Lier les évolutions autoritaires et anti-démocratiques observées en Europe à la politique de Drang nach Osten vers l’Ukraine n’est pas une coïncidence. C’est la clé de compréhension.
Sans ce lien, les politiques suivies par les élites européennes paraissent absurdes ou incohérentes. Avec ce lien, tout prend sens : la crise impose des solutions radicales, et les solutions radicales passent par l’autoritarisme intérieur et l’expansion vers l’Est.

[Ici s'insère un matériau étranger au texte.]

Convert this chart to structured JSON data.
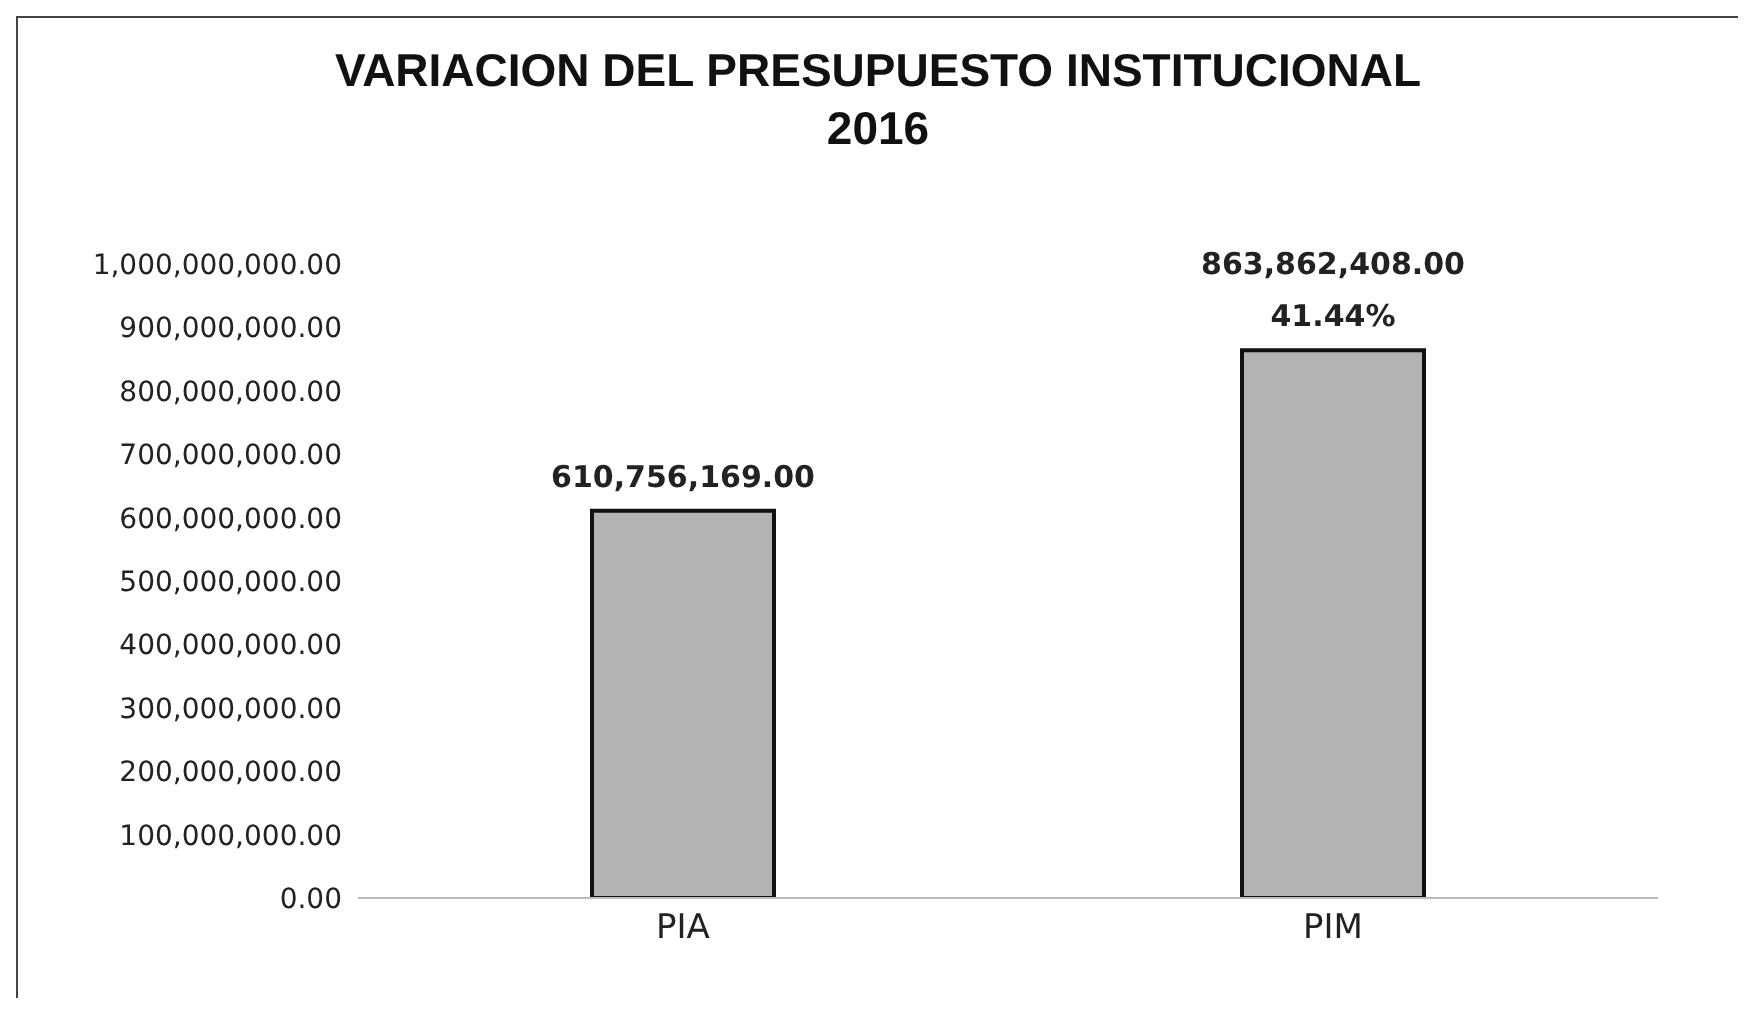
{
  "chart_data": {
    "type": "bar",
    "title": "VARIACION DEL PRESUPUESTO INSTITUCIONAL 2016",
    "categories": [
      "PIA",
      "PIM"
    ],
    "values": [
      610756169,
      863862408
    ],
    "color": "#b3b3b3",
    "value_labels": [
      "610,756,169.00",
      "863,862,408.00"
    ],
    "annotations": [
      {
        "text": "41.44%",
        "x": "PIM",
        "y": 863862408
      }
    ],
    "ylim": [
      0,
      1000000000
    ],
    "yticks": [
      {
        "value": 0,
        "label": "0.00"
      },
      {
        "value": 100000000,
        "label": "100,000,000.00"
      },
      {
        "value": 200000000,
        "label": "200,000,000.00"
      },
      {
        "value": 300000000,
        "label": "300,000,000.00"
      },
      {
        "value": 400000000,
        "label": "400,000,000.00"
      },
      {
        "value": 500000000,
        "label": "500,000,000.00"
      },
      {
        "value": 600000000,
        "label": "600,000,000.00"
      },
      {
        "value": 700000000,
        "label": "700,000,000.00"
      },
      {
        "value": 800000000,
        "label": "800,000,000.00"
      },
      {
        "value": 900000000,
        "label": "900,000,000.00"
      },
      {
        "value": 1000000000,
        "label": "1,000,000,000.00"
      }
    ],
    "grid": false,
    "legend": false
  }
}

L’Histoire ne se répète jamais exactement à l’identique. Mais les logiques structurelles – crise du capitalisme, incapacité démocratique à gérer les ajustements, tentation d’une sortie par le haut autoritaire et impérial – restent puissantes.
La version actuelle du Drang nach Osten a simplement corrigé ce qui avait le plus sali le fascisme historique : l’antisémitisme explicite.
Le reste – la fascisation et la guerre pour l’Est – est toujours là.
Cette lecture permet de comprendre pourquoi, au-delà des discours officiels sur la « défense de la démocratie » et la « solidarité avec l’Ukraine », la réalité des politiques européennes pointe vers un contrôle accru de l’Est plutôt que vers une aide désintéressée.
L’Europe ne sauve pas l’Ukraine : elle la veut dans son giron, par tous les moyens nécessaires. Et cette volonté s’inscrit dans une dynamique historique plus ancienne et plus sombre qu’on ne veut l’admettre.
Bonjour M. Bertez
L’Ukraine…. des miettes pour les européens peut être, leur « lebensraum », mais selon tous les plans documentés US, l’Ukraine n’est que le passage obligé vers la vraie caverne d’Alibaba: la Russie.